Cette décision montrera "la volonté politique" du gouvernement "de mettre fin à la crise au Darfour et dans d'autres régions. Nous croyons aussi qu'un accord de paix global est nécessaire et nous ne pouvons y aboutir sans collaborer totalement avec la justice de transition", a renchéri Ahmed Hassen Mohamed, porte-parole du Conseil souverain.

Malgré le mandat d'arrêt international de la CPI, Omar el-Béchir voyageait de par le monde.

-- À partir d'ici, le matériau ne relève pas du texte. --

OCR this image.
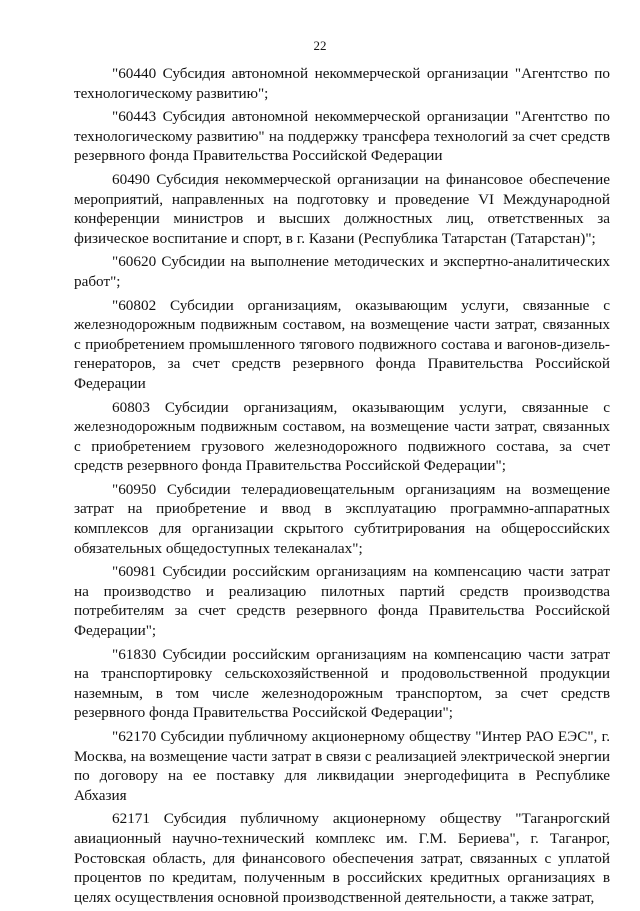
22

"60440 Субсидия автономной некоммерческой организации "Агентство по технологическому развитию";

"60443 Субсидия автономной некоммерческой организации "Агентство по технологическому развитию" на поддержку трансфера технологий за счет средств резервного фонда Правительства Российской Федерации

60490 Субсидия некоммерческой организации на финансовое обеспечение мероприятий, направленных на подготовку и проведение VI Международной конференции министров и высших должностных лиц, ответственных за физическое воспитание и спорт, в г. Казани (Республика Татарстан (Татарстан)";

"60620 Субсидии на выполнение методических и экспертно-аналитических работ";

"60802 Субсидии организациям, оказывающим услуги, связанные с железнодорожным подвижным составом, на возмещение части затрат, связанных с приобретением промышленного тягового подвижного состава и вагонов-дизель-генераторов, за счет средств резервного фонда Правительства Российской Федерации

60803 Субсидии организациям, оказывающим услуги, связанные с железнодорожным подвижным составом, на возмещение части затрат, связанных с приобретением грузового железнодорожного подвижного состава, за счет средств резервного фонда Правительства Российской Федерации";

"60950 Субсидии телерадиовещательным организациям на возмещение затрат на приобретение и ввод в эксплуатацию программно-аппаратных комплексов для организации скрытого субтитрирования на общероссийских обязательных общедоступных телеканалах";

"60981 Субсидии российским организациям на компенсацию части затрат на производство и реализацию пилотных партий средств производства потребителям за счет средств резервного фонда Правительства Российской Федерации";

"61830 Субсидии российским организациям на компенсацию части затрат на транспортировку сельскохозяйственной и продовольственной продукции наземным, в том числе железнодорожным транспортом, за счет средств резервного фонда Правительства Российской Федерации";

"62170 Субсидии публичному акционерному обществу "Интер РАО ЕЭС", г. Москва, на возмещение части затрат в связи с реализацией электрической энергии по договору на ее поставку для ликвидации энергодефицита в Республике Абхазия

62171 Субсидия публичному акционерному обществу "Таганрогский авиационный научно-технический комплекс им. Г.М. Бериева", г. Таганрог, Ростовская область, для финансового обеспечения затрат, связанных с уплатой процентов по кредитам, полученным в российских кредитных организациях в целях осуществления основной производственной деятельности, а также затрат,
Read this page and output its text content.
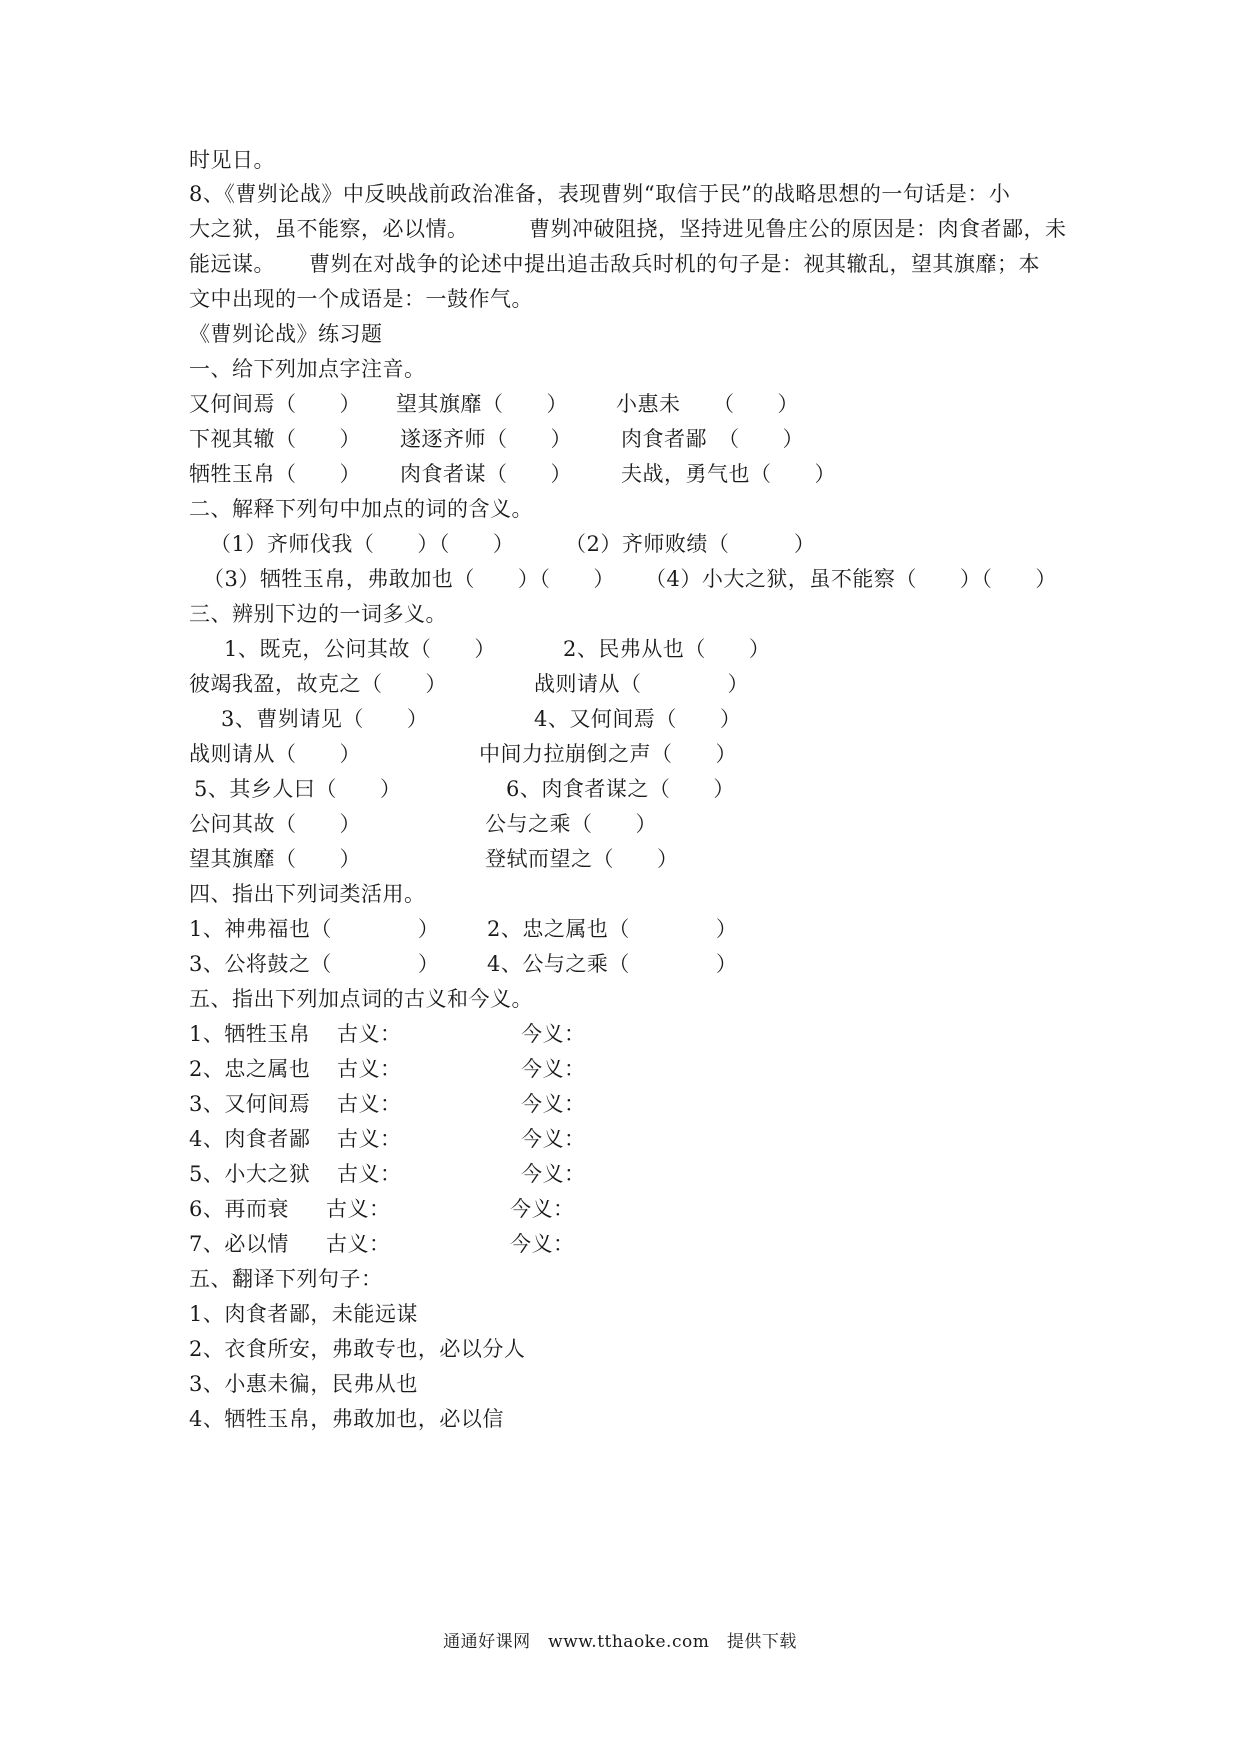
时见日。
8、《曹刿论战》中反映战前政治准备，表现曹刿“取信于民”的战略思想的一句话是：小
大之狱，虽不能察，必以情。	曹刿冲破阻挠，坚持进见鲁庄公的原因是：肉食者鄙，未
能远谋。 曹刿在对战争的论述中提出追击敌兵时机的句子是：视其辙乱，望其旗靡；本
文中出现的一个成语是：一鼓作气。
《曹刿论战》练习题
一、给下列加点字注音。
又何间焉（　　） 望其旗靡（　　） 小惠未　　（　　）
下视其辙（　　） 遂逐齐师（　　） 肉食者鄙　（　　）
牺牲玉帛（　　） 肉食者谋（　　） 夫战，勇气也（　　）
二、解释下列句中加点的词的含义。
（1）齐师伐我（　　）（　　） （2）齐师败绩（　　　）
（3）牺牲玉帛，弗敢加也（　　）（　　） （4）小大之狱，虽不能察（　　）（　　）
三、辨别下边的一词多义。
1、既克，公问其故（　　）	2、民弗从也（　　）
彼竭我盈，故克之（　　）	战则请从（　　　　）
3、曹刿请见（　　）	4、又何间焉（　　）
战则请从（　　）	中间力拉崩倒之声（　　）
5、其乡人曰（　　）	6、肉食者谋之（　　）
公问其故（　　）	公与之乘（　　）
望其旗靡（　　）	登轼而望之（　　）
四、指出下列词类活用。
1、神弗福也（　　　　） 2、忠之属也（　　　　）
3、公将鼓之（　　　　） 4、公与之乘（　　　　）
五、指出下列加点词的古义和今义。
1、牺牲玉帛 古义：	今义：
2、忠之属也 古义：	今义：
3、又何间焉 古义：	今义：
4、肉食者鄙 古义：	今义：
5、小大之狱 古义：	今义：
6、再而衰 古义：	今义：
7、必以情 古义：	今义：
五、翻译下列句子：
1、肉食者鄙，未能远谋
2、衣食所安，弗敢专也，必以分人
3、小惠未徧，民弗从也
4、牺牲玉帛，弗敢加也，必以信
通通好课网　www.tthaoke.com　提供下载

C'est ainsi qu'il s'était rendu en visite officielle dans plusieurs pays, notamment, en Syrie en décembre 2018 pour rencontrer le président syrien, Bachar al-Assad, et en Russie, mais aussi, en Arabie Saoudite et en Afrique du Sud pour assister à un Sommet de l'Union africaine sous la présidence de Jacob Zuma. Mais face au tollé suscité par cette invitation, Pretoria l'exfiltra par un aéroport militaire pour le faire échapper des griffes de la (très indépendante) justice sud-africaine qui s'était mise à sa recherche pour l'inculper.